I enjoyed this post by Max Rashbrooke on writer James Patterson and podcaster Joe Rogan, both of whom claim to be oppressed by woke activists.

These are perilous days indeed for a near-billionaire author who outsells Stephen King and Dan Brown combined, and for his fellow victim, the host of a podcast downloaded 200 million times a month. But jibes like this, though satisfying, only get us so far.

Rogan and Patterson are expressing a fear increasingly held by older males: that society no longer seeks their views. Indeed, they feel their opinions to be scorned and denigrated.

As the cliché goes, when you’re accustomed to privilege, equality feels like oppression. But Rashbrooke makes a more nuanced point, which is that what these highly privileged and successful figures describe as “silencing” is not what’s being asked of them.

For the most part, though, what I hear is a request for something subtly different: humility. It’s not the speaking that’s the problem, it’s the dominating: the need of so many men to hold forth at length, to speak over others, to assume theirs is the most interesting and most important voice.
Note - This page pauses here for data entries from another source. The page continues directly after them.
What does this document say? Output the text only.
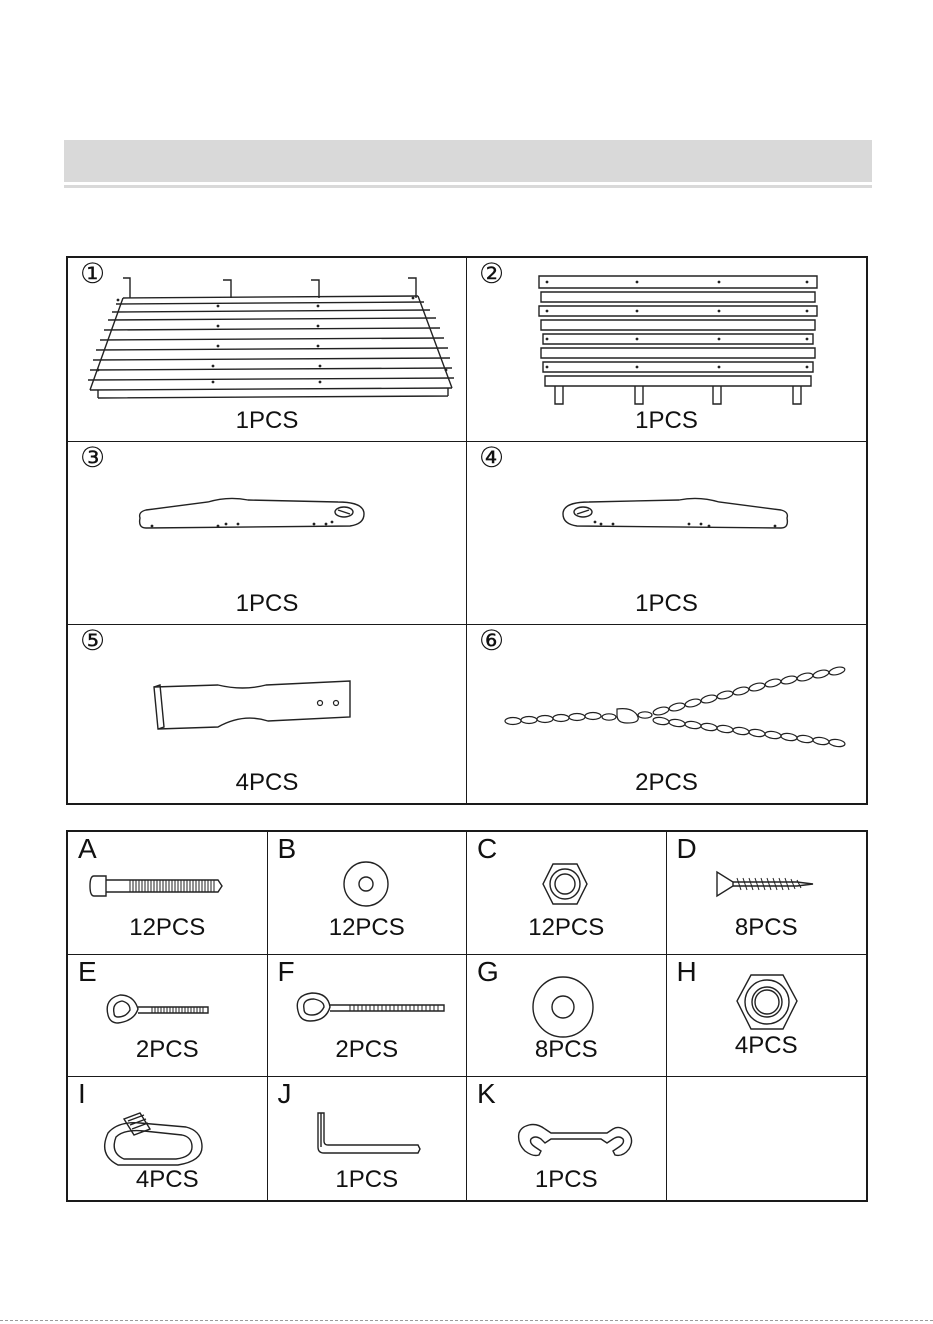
①
1PCS
②
1PCS
③
1PCS
④
1PCS
⑤
4PCS
⑥
2PCS
A
12PCS
B
12PCS
C
12PCS
D
8PCS
E
2PCS
F
2PCS
G
8PCS
H
4PCS
I
4PCS
J
1PCS
K
1PCS
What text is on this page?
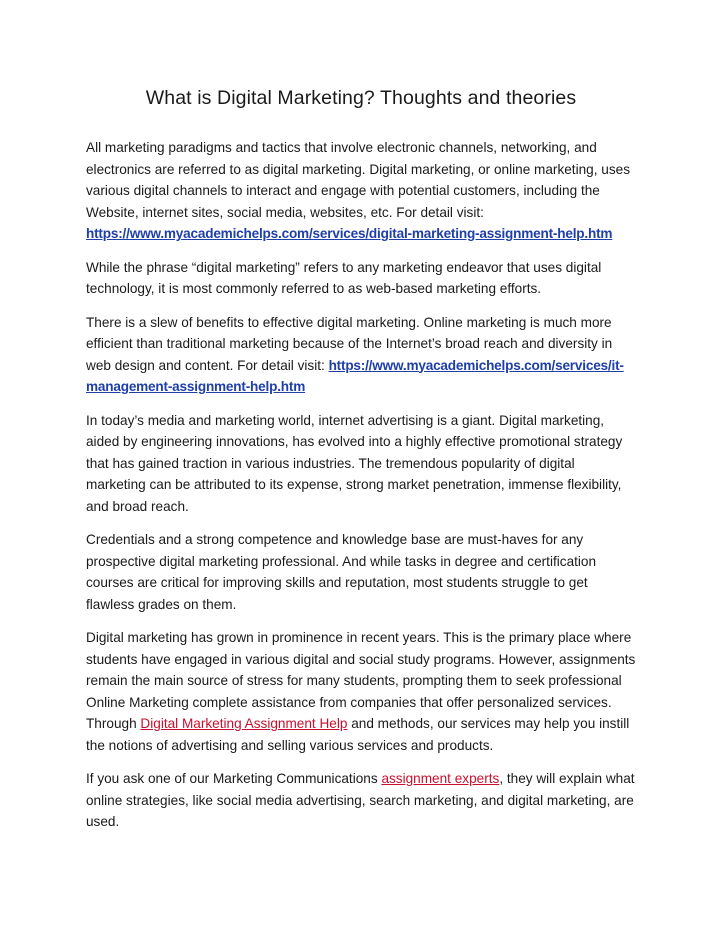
What is Digital Marketing? Thoughts and theories

All marketing paradigms and tactics that involve electronic channels, networking, and electronics are referred to as digital marketing. Digital marketing, or online marketing, uses various digital channels to interact and engage with potential customers, including the Website, internet sites, social media, websites, etc. For detail visit: https://www.myacademichelps.com/services/digital-marketing-assignment-help.htm

While the phrase “digital marketing” refers to any marketing endeavor that uses digital technology, it is most commonly referred to as web-based marketing efforts.

There is a slew of benefits to effective digital marketing. Online marketing is much more efficient than traditional marketing because of the Internet’s broad reach and diversity in web design and content. For detail visit: https://www.myacademichelps.com/services/it-management-assignment-help.htm

In today’s media and marketing world, internet advertising is a giant. Digital marketing, aided by engineering innovations, has evolved into a highly effective promotional strategy that has gained traction in various industries. The tremendous popularity of digital marketing can be attributed to its expense, strong market penetration, immense flexibility, and broad reach.

Credentials and a strong competence and knowledge base are must-haves for any prospective digital marketing professional. And while tasks in degree and certification courses are critical for improving skills and reputation, most students struggle to get flawless grades on them.

Digital marketing has grown in prominence in recent years. This is the primary place where students have engaged in various digital and social study programs. However, assignments remain the main source of stress for many students, prompting them to seek professional Online Marketing complete assistance from companies that offer personalized services. Through Digital Marketing Assignment Help and methods, our services may help you instill the notions of advertising and selling various services and products.

If you ask one of our Marketing Communications assignment experts, they will explain what online strategies, like social media advertising, search marketing, and digital marketing, are used.
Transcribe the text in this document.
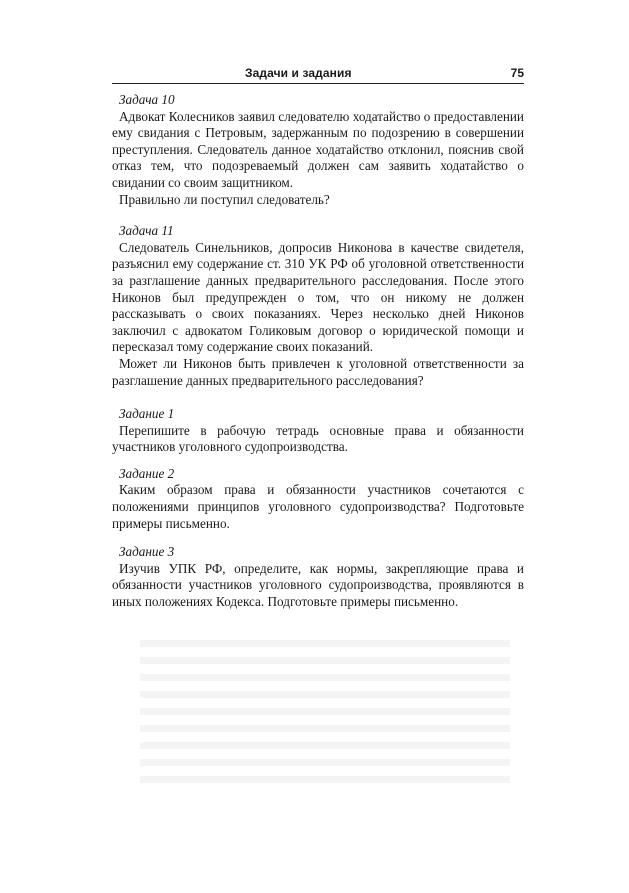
Задачи и задания	75
Задача 10

Адвокат Колесников заявил следователю ходатайство о предоставлении ему свидания с Петровым, задержанным по подозрению в совершении преступления. Следователь данное ходатайство отклонил, пояснив свой отказ тем, что подозреваемый должен сам заявить ходатайство о свидании со своим защитником.

Правильно ли поступил следователь?

Задача 11

Следователь Синельников, допросив Никонова в качестве свидетеля, разъяснил ему содержание ст. 310 УК РФ об уголовной ответственности за разглашение данных предварительного расследования. После этого Никонов был предупрежден о том, что он никому не должен рассказывать о своих показаниях. Через несколько дней Никонов заключил с адвокатом Голиковым договор о юридической помощи и пересказал тому содержание своих показаний.

Может ли Никонов быть привлечен к уголовной ответственности за разглашение данных предварительного расследования?

Задание 1

Перепишите в рабочую тетрадь основные права и обязанности участников уголовного судопроизводства.

Задание 2

Каким образом права и обязанности участников сочетаются с положениями принципов уголовного судопроизводства? Подготовьте примеры письменно.

Задание 3

Изучив УПК РФ, определите, как нормы, закрепляющие права и обязанности участников уголовного судопроизводства, проявляются в иных положениях Кодекса. Подготовьте примеры письменно.
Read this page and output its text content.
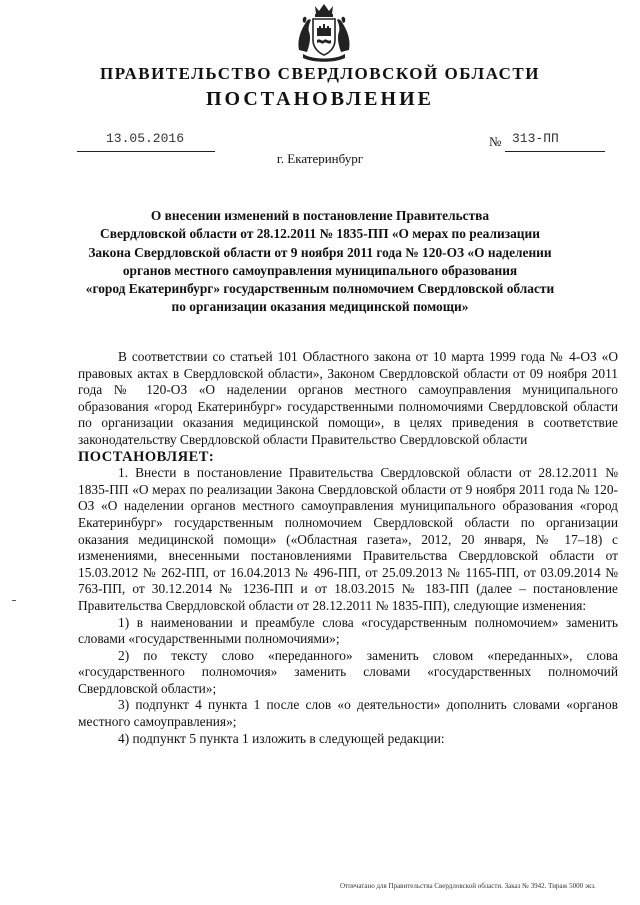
ПРАВИТЕЛЬСТВО СВЕРДЛОВСКОЙ ОБЛАСТИ
ПОСТАНОВЛЕНИЕ
13.05.2016	№ 313-ПП
г. Екатеринбург
О внесении изменений в постановление Правительства
Свердловской области от 28.12.2011 № 1835-ПП «О мерах по реализации
Закона Свердловской области от 9 ноября 2011 года № 120-ОЗ «О наделении
органов местного самоуправления муниципального образования
«город Екатеринбург» государственным полномочием Свердловской области
по организации оказания медицинской помощи»

В соответствии со статьей 101 Областного закона от 10 марта 1999 года № 4-ОЗ «О правовых актах в Свердловской области», Законом Свердловской области от 09 ноября 2011 года № 120-ОЗ «О наделении органов местного самоуправления муниципального образования «город Екатеринбург» государственными полномочиями Свердловской области по организации оказания медицинской помощи», в целях приведения в соответствие законодательству Свердловской области Правительство Свердловской области

ПОСТАНОВЛЯЕТ:

1. Внести в постановление Правительства Свердловской области от 28.12.2011 № 1835-ПП «О мерах по реализации Закона Свердловской области от 9 ноября 2011 года № 120-ОЗ «О наделении органов местного самоуправления муниципального образования «город Екатеринбург» государственным полномочием Свердловской области по организации оказания медицинской помощи» («Областная газета», 2012, 20 января, № 17–18) с изменениями, внесенными постановлениями Правительства Свердловской области от 15.03.2012 № 262-ПП, от 16.04.2013 № 496-ПП, от 25.09.2013 № 1165-ПП, от 03.09.2014 № 763-ПП, от 30.12.2014 № 1236-ПП и от 18.03.2015 № 183-ПП (далее – постановление Правительства Свердловской области от 28.12.2011 № 1835-ПП), следующие изменения:

1) в наименовании и преамбуле слова «государственным полномочием» заменить словами «государственными полномочиями»;

2) по тексту слово «переданного» заменить словом «переданных», слова «государственного полномочия» заменить словами «государственных полномочий Свердловской области»;

3) подпункт 4 пункта 1 после слов «о деятельности» дополнить словами «органов местного самоуправления»;

4) подпункт 5 пункта 1 изложить в следующей редакции:

Отпечатано для Правительства Свердловской области. Заказ № 3942. Тираж 5000 экз.
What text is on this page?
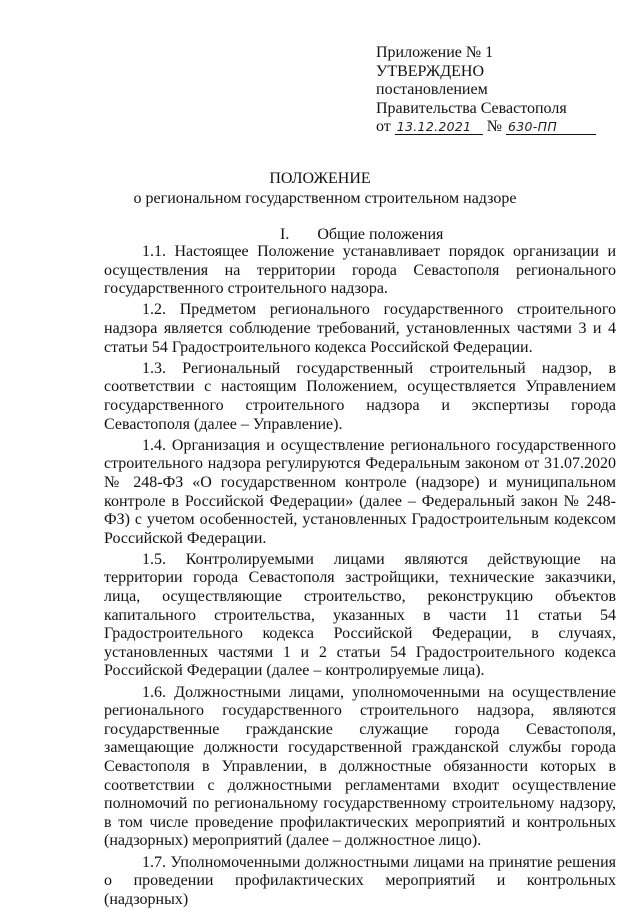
Приложение № 1
УТВЕРЖДЕНО
постановлением
Правительства Севастополя
от 13.12.2021 № 630-ПП
ПОЛОЖЕНИЕ
о региональном государственном строительном надзоре
I. Общие положения

1.1. Настоящее Положение устанавливает порядок организации и осуществления на территории города Севастополя регионального государственного строительного надзора.

1.2. Предметом регионального государственного строительного надзора является соблюдение требований, установленных частями 3 и 4 статьи 54 Градостроительного кодекса Российской Федерации.

1.3. Региональный государственный строительный надзор, в соответствии с настоящим Положением, осуществляется Управлением государственного строительного надзора и экспертизы города Севастополя (далее – Управление).

1.4. Организация и осуществление регионального государственного строительного надзора регулируются Федеральным законом от 31.07.2020 № 248-ФЗ «О государственном контроле (надзоре) и муниципальном контроле в Российской Федерации» (далее – Федеральный закон № 248-ФЗ) с учетом особенностей, установленных Градостроительным кодексом Российской Федерации.

1.5. Контролируемыми лицами являются действующие на территории города Севастополя застройщики, технические заказчики, лица, осуществляющие строительство, реконструкцию объектов капитального строительства, указанных в части 11 статьи 54 Градостроительного кодекса Российской Федерации, в случаях, установленных частями 1 и 2 статьи 54 Градостроительного кодекса Российской Федерации (далее – контролируемые лица).

1.6. Должностными лицами, уполномоченными на осуществление регионального государственного строительного надзора, являются государственные гражданские служащие города Севастополя, замещающие должности государственной гражданской службы города Севастополя в Управлении, в должностные обязанности которых в соответствии с должностными регламентами входит осуществление полномочий по региональному государственному строительному надзору, в том числе проведение профилактических мероприятий и контрольных (надзорных) мероприятий (далее – должностное лицо).

1.7. Уполномоченными должностными лицами на принятие решения о проведении профилактических мероприятий и контрольных (надзорных)
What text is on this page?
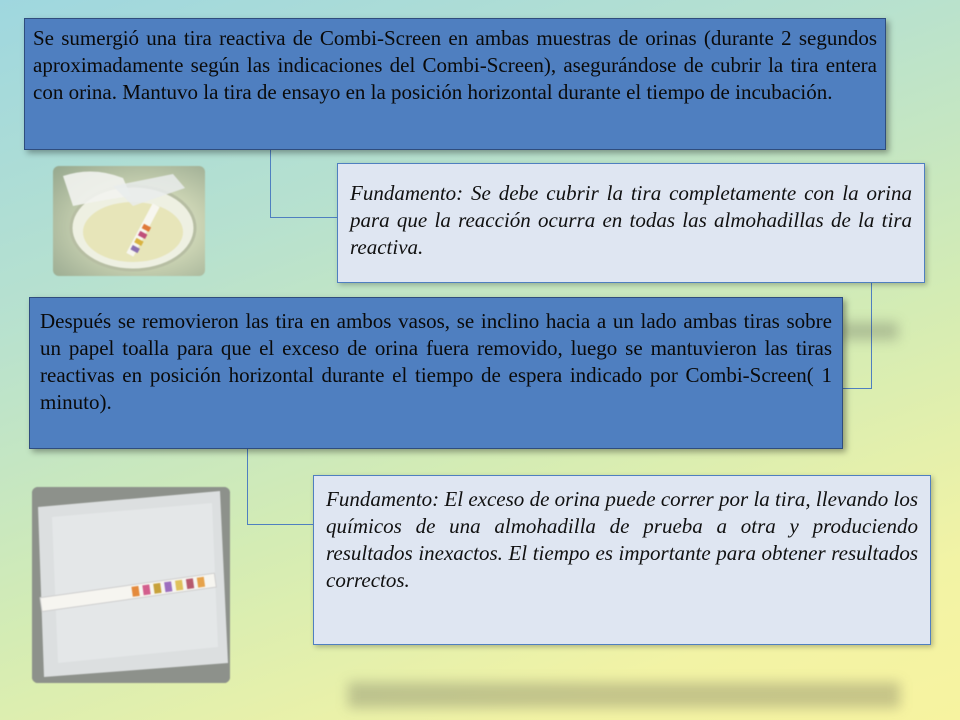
Se sumergió una tira reactiva de Combi-Screen en ambas muestras de orinas (durante 2 segundos aproximadamente según las indicaciones del Combi-Screen), asegurándose de cubrir la tira entera con orina. Mantuvo la tira de ensayo en la posición horizontal durante el tiempo de incubación.
Fundamento: Se debe cubrir la tira completamente con la orina para que la reacción ocurra en todas las almohadillas de la tira reactiva.
Después se removieron las tira en ambos vasos, se inclino hacia a un lado ambas tiras sobre un papel toalla para que el exceso de orina fuera removido, luego se mantuvieron las tiras reactivas en posición horizontal durante el tiempo de espera indicado por Combi-Screen( 1 minuto).
Fundamento: El exceso de orina puede correr por la tira, llevando los químicos de una almohadilla de prueba a otra y produciendo resultados inexactos. El tiempo es importante para obtener resultados correctos.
As I wrote about Lizzo the other day, what is often described as cancel culture isn’t; it’s people asking high profile figures to try and be better people. But all too often the response of the person criticised, particularly if he’s a cisgender straight white man, is to throw his toys out of the pram. Heaven forfend anybody point out that he’s incorrect, or that the world is more complex than he understands it to be. As Rashbrooke puts it:

for a certain class of highly educated men, the speaker’s authority is all – or most – of what they have. Strip that away, and they are left bare, exposed, even humiliated.

Humiliation is a horrible feeling. But the reaction to it by highly privileged people demonstrates that for them, it’s also a rare feeling – whereas for the marginalised groups they complain about or in some cases even attack, it’s everyday reality.


This frightens them deeply because they, like us all, are social beings, reliant on the regard of others; not to be heard is almost not to exist. (A point, of course, that traditionally marginalised groups have often made.)